Montgomery cuts budget by $203 million
Friday, May 28, 2010
Montgomery County is going on a diet. And this time, officials say, they really mean it.
On Thursday, it took the County Council just a few minutes to formally adopt a $4.27 billion budget for fiscal 2011 that trimmed spending by $203 million, or 4.5 percent, from what it approved last year.
One budget down, five to go.
In a break from past practice, the council will turn its attention to a six-year balanced budget plan. Council President Nancy Floreen (D-At Large) is pushing her colleagues to endorse the more conservative approach next month. Previously, the fiscal plan included annual shortfalls that could run into the hundreds of millions of dollars and would need to be closed each year.
"We're going to be leaner for the foreseeable future," Floreen said. "It's a new era for Montgomery County."
A draft of the long-term fiscal plan, submitted to the council by County Executive Isiah Leggett (D), shows spending for county agencies, after covering retiree health costs and bigger reserves, growing by less than 1 percent in fiscal 2012 and dropping by more than 2 percent in 2013. By contrast, spending grew 9.8 percent in 2007 and 7.4 percent in 2008.
But it was clear Thursday, even after weeks of grim income-tax revenue projections and soul-searching over the role of government, that the struggle over public spending in one of the nation's richest counties is just beginning. With the fiscal pie expected to expand much more slowly than in past years, the personnel costs that make up the bulk of the budget are on the table for possible cuts.
Thursday's votes prompted boos and catcalls from a group of dozens of police officers who protested the canceled raises and forced furloughs that were part of the final budget deal. "We protect kids, too," read one flier held up by an officer, a jab at the powerful public schools, which rejected calls for employee furloughs. "$4.3 billion in political priorities," read another.
After the council session, talk among police was about retribution, from traffic tickets to ballot boxes. One officer quipped that he'll be on the lookout for council members making a "rolling stop" on their commute to work. Another said members are looking ahead to the Democratic primary in September, when some incumbents on the county's all-Democratic council will face challenges.
"We'll get our day. We'll get the votes out there," said Cpl. Gary Turner, huddling with frustrated colleagues on the steps of the council building. "There are officers out there who just want to be paid according to what we do. We put our lives on the line every day, and we want to be taken seriously."
A key factor driving Montgomery's budget has been salary and benefits costs for public employees. Raises have outpaced those in the private sector in many cases, and the public schools have added employees faster than the population has grown.
Over the past decade, total spending on salaries and wages for government workers and school employees, after accounting for inflation, was up about a third to more than $2 billion a year.
When Leggett called for trimming cost-of-living increases for teachers after he took office in 2006, he faced protests and little support from the council.

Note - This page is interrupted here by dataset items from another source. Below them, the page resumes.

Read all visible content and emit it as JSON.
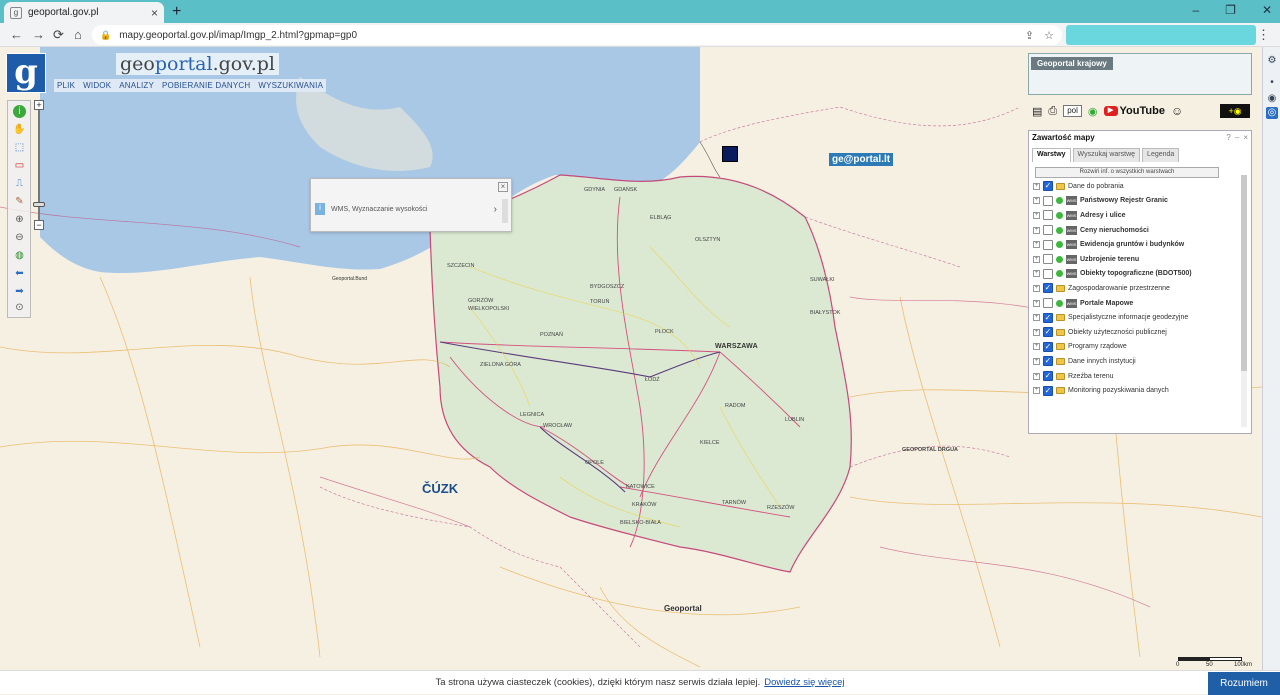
{
  "browser": {
    "tab_title": "geoportal.gov.pl",
    "tab_close": "×",
    "new_tab": "+",
    "url": "mapy.geoportal.gov.pl/imap/Imgp_2.html?gpmap=gp0",
    "back": "←",
    "forward": "→",
    "reload": "⟳",
    "home": "⌂",
    "menu": "⋮"
  },
  "header": {
    "logo_letter": "g",
    "brand_prefix": "geo",
    "brand_main": "portal",
    "brand_suffix": ".gov.pl",
    "menu": [
      "PLIK",
      "WIDOK",
      "ANALIZY",
      "POBIERANIE DANYCH",
      "WYSZUKIWANIA"
    ]
  },
  "popup": {
    "text": "WMS, Wyznaczanie wysokości",
    "close": "×"
  },
  "overview": {
    "title": "Geoportal krajowy"
  },
  "iconbar": {
    "language": "pol",
    "youtube": "YouTube"
  },
  "panel": {
    "title": "Zawartość mapy",
    "tabs": [
      "Warstwy",
      "Wyszukaj warstwę",
      "Legenda"
    ],
    "expand_button": "Rozwiń inf. o wszystkich warstwach",
    "layers": [
      {
        "name": "Dane do pobrania",
        "checked": true,
        "type": "folder",
        "bold": false
      },
      {
        "name": "Państwowy Rejestr Granic",
        "checked": false,
        "type": "wms",
        "bold": true
      },
      {
        "name": "Adresy i ulice",
        "checked": false,
        "type": "wms",
        "bold": true
      },
      {
        "name": "Ceny nieruchomości",
        "checked": false,
        "type": "wms",
        "bold": true
      },
      {
        "name": "Ewidencja gruntów i budynków",
        "checked": false,
        "type": "wms",
        "bold": true
      },
      {
        "name": "Uzbrojenie terenu",
        "checked": false,
        "type": "wms",
        "bold": true
      },
      {
        "name": "Obiekty topograficzne (BDOT500)",
        "checked": false,
        "type": "wms",
        "bold": true
      },
      {
        "name": "Zagospodarowanie przestrzenne",
        "checked": true,
        "type": "folder",
        "bold": false
      },
      {
        "name": "Portale Mapowe",
        "checked": false,
        "type": "wms",
        "bold": true
      },
      {
        "name": "Specjalistyczne informacje geodezyjne",
        "checked": true,
        "type": "folder",
        "bold": false
      },
      {
        "name": "Obiekty użyteczności publicznej",
        "checked": true,
        "type": "folder",
        "bold": false
      },
      {
        "name": "Programy rządowe",
        "checked": true,
        "type": "folder",
        "bold": false
      },
      {
        "name": "Dane innych instytucji",
        "checked": true,
        "type": "folder",
        "bold": false
      },
      {
        "name": "Rzeźba terenu",
        "checked": true,
        "type": "folder",
        "bold": false
      },
      {
        "name": "Monitoring pozyskiwania danych",
        "checked": true,
        "type": "folder",
        "bold": false
      }
    ]
  },
  "map_labels": {
    "geoportal_lt": "ge@portal.lt",
    "cuzk": "ČÚZK",
    "geoportal_sk": "Geoportal",
    "geoportal_de": "Geoportal.Bund",
    "geoportal_ua": "GEOPORTAL DRGUA"
  },
  "cities": [
    "GDYNIA",
    "GDAŃSK",
    "ELBLĄG",
    "OLSZTYN",
    "SUWAŁKI",
    "SZCZECIN",
    "BYDGOSZCZ",
    "TORUŃ",
    "GORZÓW WIELKOPOLSKI",
    "POZNAŃ",
    "PŁOCK",
    "BIAŁYSTOK",
    "WARSZAWA",
    "ZIELONA GÓRA",
    "ŁÓDŹ",
    "RADOM",
    "LUBLIN",
    "WROCŁAW",
    "KIELCE",
    "OPOLE",
    "KATOWICE",
    "KRAKÓW",
    "TARNÓW",
    "RZESZÓW",
    "BIELSKO-BIAŁA",
    "LEGNICA"
  ],
  "scale": {
    "l0": "0",
    "l1": "50",
    "l2": "100km"
  },
  "cookie": {
    "text": "Ta strona używa ciasteczek (cookies), dzięki którym nasz serwis działa lepiej.",
    "link": "Dowiedz się więcej",
    "button": "Rozumiem"
  }
}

When Phil Andrews (D-Gaithersburg-Rockville) and Duchy Trachtenberg (D-At Large) sought to modestly reduce cost-of-living increases during an earlier budget season, employees handed out "Wanted" posters branding them "contract busters" and "COLA thieves."
But the depth of the recession and warnings that Montgomery could lose its coveted and cost-reducing bond rating spooked elected officials and jolted political alliances.
They also forced an acknowledgement that county officials must take a new approach.
"What the county's dealing with is not something we chose to deal with, but something that landed on us and that we have to deal with," Marc Elrich (D-At Large) said earlier this month when the council voted unanimously to break union contracts by imposing a salary freeze and undoing a controversial set of retirement benefits known as "phantom" cost of living increases.
"No one envisioned at the time any of the agreements were made that we would face an economic catastrophe of the magnitude we are dealing with now," he added.